Two-way traffic zone in canyon is about to end |

Two-way traffic zone in canyon is about to end

Travelerswait for traffic to start moving again late in the afternoon of Oct. 10 after an accident in the Glenwood Canyon construction zone halfted travel for more than an hour.
Randy Essex / Post Independent |

The head-to-head traffic construction zone that has been in place along a 9-mile stretch of Interstate 70 in Glenwood Canyon since early July could be removed by the end of next week.

According to Tracy Trulove, Colorado Department of Transportation Region 3 communications manager, construction crews have completed the concrete resurfacing work on the westbound lanes that was part of the larger $9.9 million project.

“They have a couple more days of striping on the westbound lanes, and are now aiming to dismantle the head-to-head zone by the end of next week,” Trulove said Tuesday.

“We will still have some delays during the dismantling process,” she said.

Once westbound traffic is shifted back to the usual westbound lanes, there will also likely be some single-lane closures in both the eastbound and westbound lanes while guardrail replacement and other work wraps up, Trulove said.

Motorists have had to deal with the head-to-head traffic configuration on the eastbound lanes between mile markers 117.5 and 126.5, including routine traffic delays, since July 6.

Work began last April to improve more than 20 bridges on the elevated westbound lanes through that stretch.

Repairs were made to the bridge joints, and the existing asphalt surfaces were replaced with polyester concrete on the bridge decks in an effort to increase the lifespan of the highway surface and reduce the frequency of repairs, CDOT explained when the project began.

“The new surface also functions as a waterproof barrier, preventing corrosion between the concrete and the bridge deck,” CDOT said in a July news release.

The head-to-head traffic arrangement has been a source of frustration for motorists through the height of the busy summer vacation season, especially during backups whenever there was an accident or vehicle breakdown.

Trulove didn’t have a specific number of traffic incidents since the two-way zone was put in place.

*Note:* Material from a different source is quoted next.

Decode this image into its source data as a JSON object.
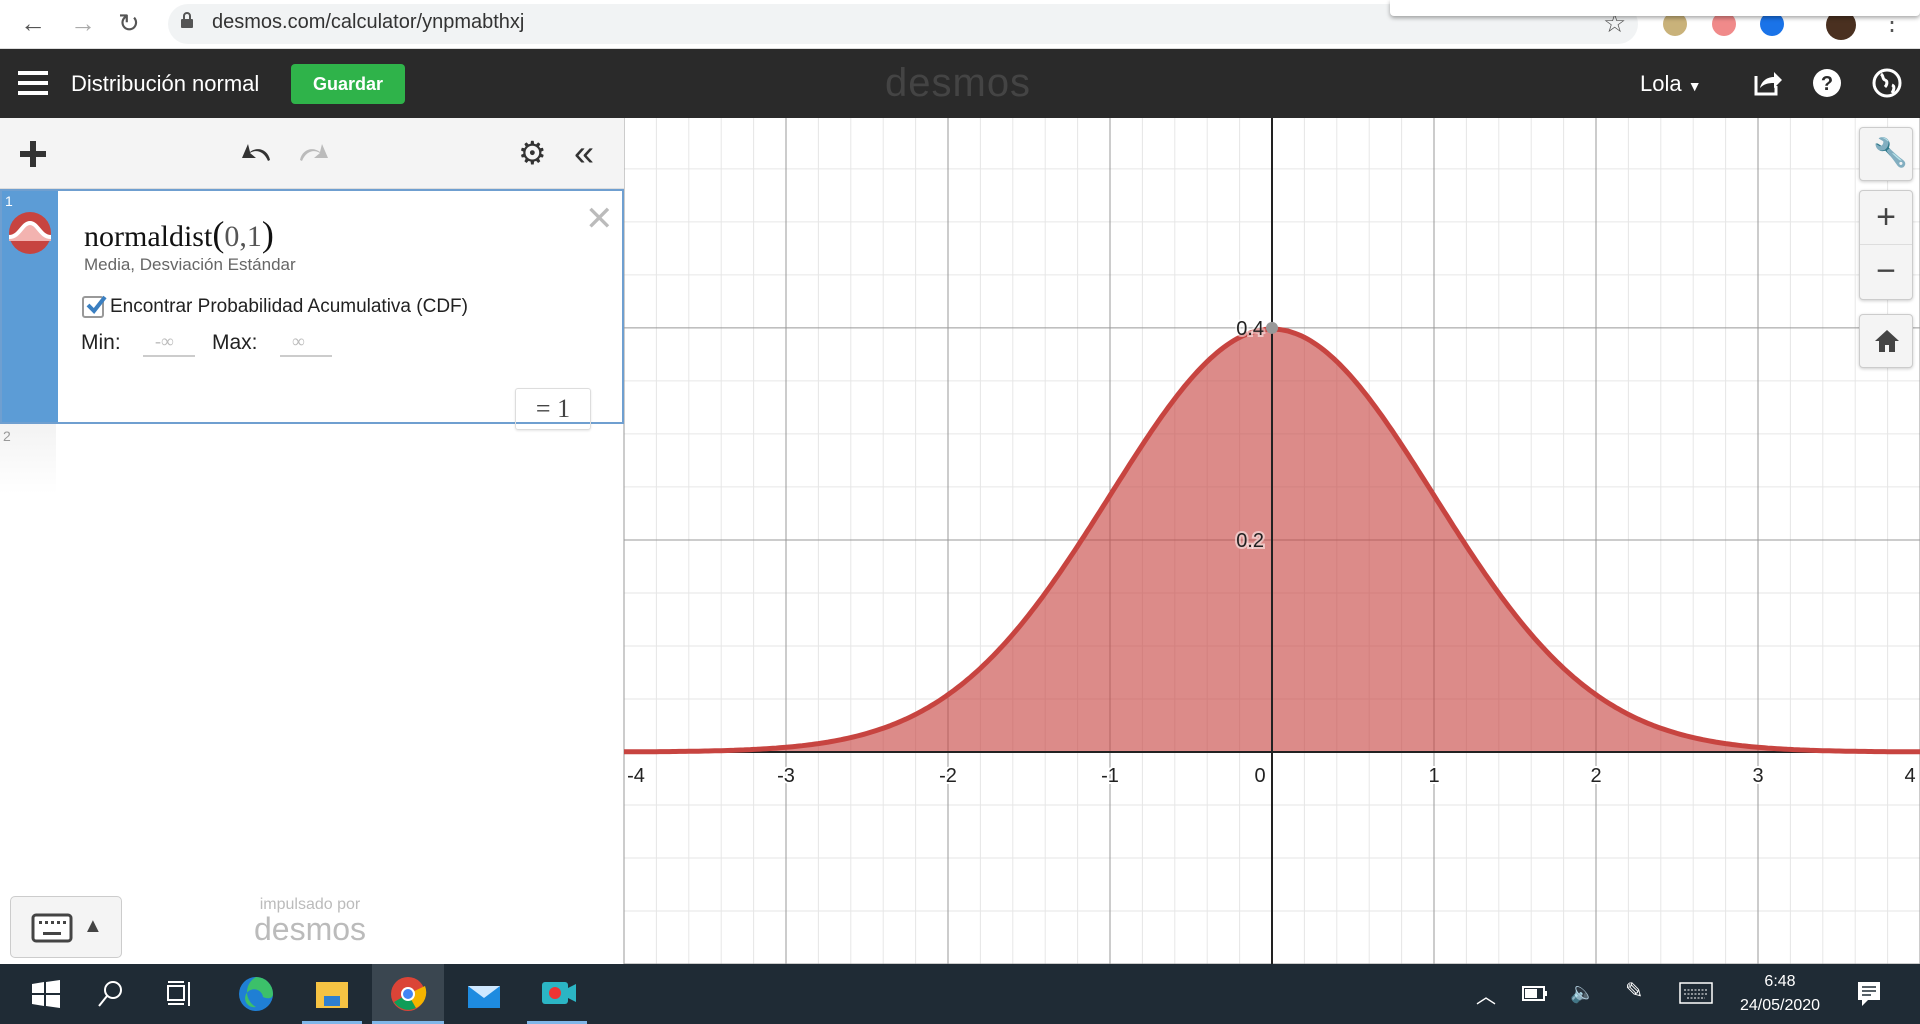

But CDOT did have tow trucks on regular stand-by through most of the summer to try to clear any disabled vehicles as quickly as possible, she said.

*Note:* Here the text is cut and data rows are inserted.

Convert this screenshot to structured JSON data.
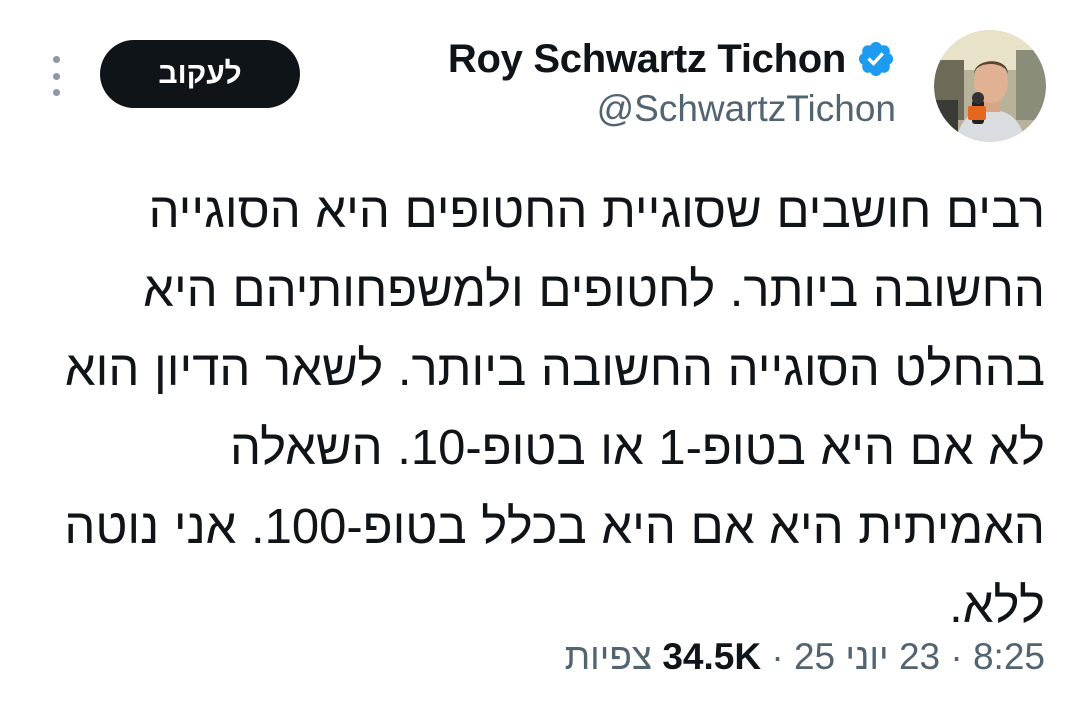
{
  "author": {
    "display_name": "Roy Schwartz Tichon",
    "handle": "@SchwartzTichon",
    "verified": true
  },
  "follow_button_label": "לעקוב",
  "tweet_text": "רבים חושבים שסוגיית החטופים היא הסוגייה החשובה ביותר. לחטופים ולמשפחותיהם היא בהחלט הסוגייה החשובה ביותר. לשאר הדיון הוא לא אם היא בטופ-1 או בטופ-10. השאלה האמיתית היא אם היא בכלל בטופ-100. אני נוטה ללא.",
  "meta": {
    "time": "8:25",
    "separator": "·",
    "date": "23 יוני 25",
    "views_count": "34.5K",
    "views_label": "צפיות"
  },
  "colors": {
    "verified_badge": "#1d9bf0",
    "follow_button_bg": "#0f1419",
    "secondary_text": "#536471"
  },
  "icons": {
    "verified": "verified-badge-icon",
    "more": "more-options-icon"
  }
}
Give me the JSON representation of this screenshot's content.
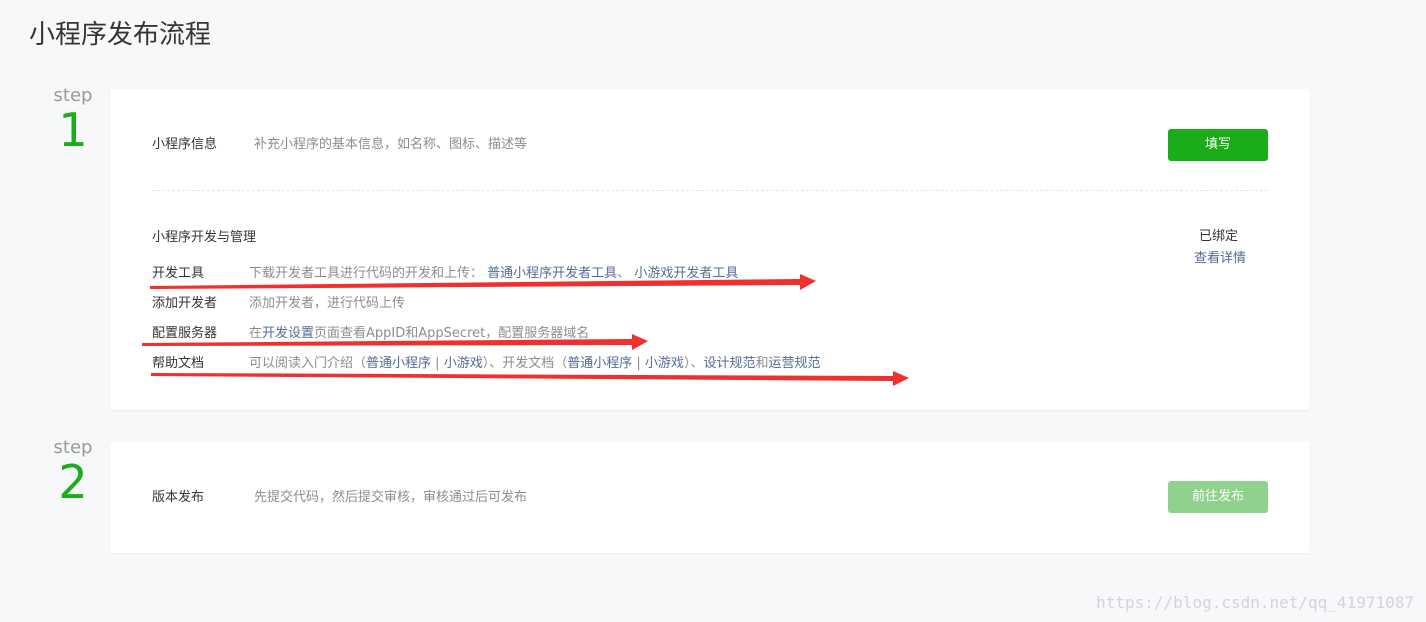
{
  "page_title": "小程序发布流程",
  "steps": [
    {
      "step_word": "step",
      "step_number": "1",
      "info_title": "小程序信息",
      "info_desc": "补充小程序的基本信息，如名称、图标、描述等",
      "fill_button": "填写",
      "dev_section": {
        "title": "小程序开发与管理",
        "status": "已绑定",
        "detail_link": "查看详情",
        "items": [
          {
            "label": "开发工具",
            "text": "下载开发者工具进行代码的开发和上传：",
            "link1": "普通小程序开发者工具",
            "sep": "、",
            "link2": "小游戏开发者工具"
          },
          {
            "label": "添加开发者",
            "text": "添加开发者，进行代码上传"
          },
          {
            "label": "配置服务器",
            "pre": "在",
            "link": "开发设置",
            "post": "页面查看AppID和AppSecret，配置服务器域名"
          },
          {
            "label": "帮助文档",
            "t1": "可以阅读入门介绍（",
            "l1": "普通小程序",
            "s1": "|",
            "l2": "小游戏",
            "t2": "）、开发文档（",
            "l3": "普通小程序",
            "s2": "|",
            "l4": "小游戏",
            "t3": "）、",
            "l5": "设计规范",
            "t4": "和",
            "l6": "运营规范"
          }
        ]
      }
    },
    {
      "step_word": "step",
      "step_number": "2",
      "title": "版本发布",
      "desc": "先提交代码，然后提交审核，审核通过后可发布",
      "publish_button": "前往发布"
    }
  ],
  "watermark": "https://blog.csdn.net/qq_41971087",
  "colors": {
    "accent_green": "#1aad19",
    "disabled_green": "#8ed28d",
    "link_blue": "#576b95",
    "annotation_red": "#f0302e"
  }
}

“We did bring in a larger fleet of heavy tow trucks courtesy of CDOT to aid in getting clearances accomplished more quickly,” Trulove said. “In most cases we were able to get things moving again within 15 minutes.”

However, as traffic volumes have subsided this fall, there have been times, including two instances this past weekend, when lengthy backups occurred due to a minor accident late Saturday and a reported broken-down bus Friday afternoon.

For the most part, Trulove said the decision to put westbound traffic on the eastbound lanes for the past three and half months was a good one for ease of completing the construction project on time.

Until the project is completed, motorists should still anticipate reduced speed limits and possible delays, she said.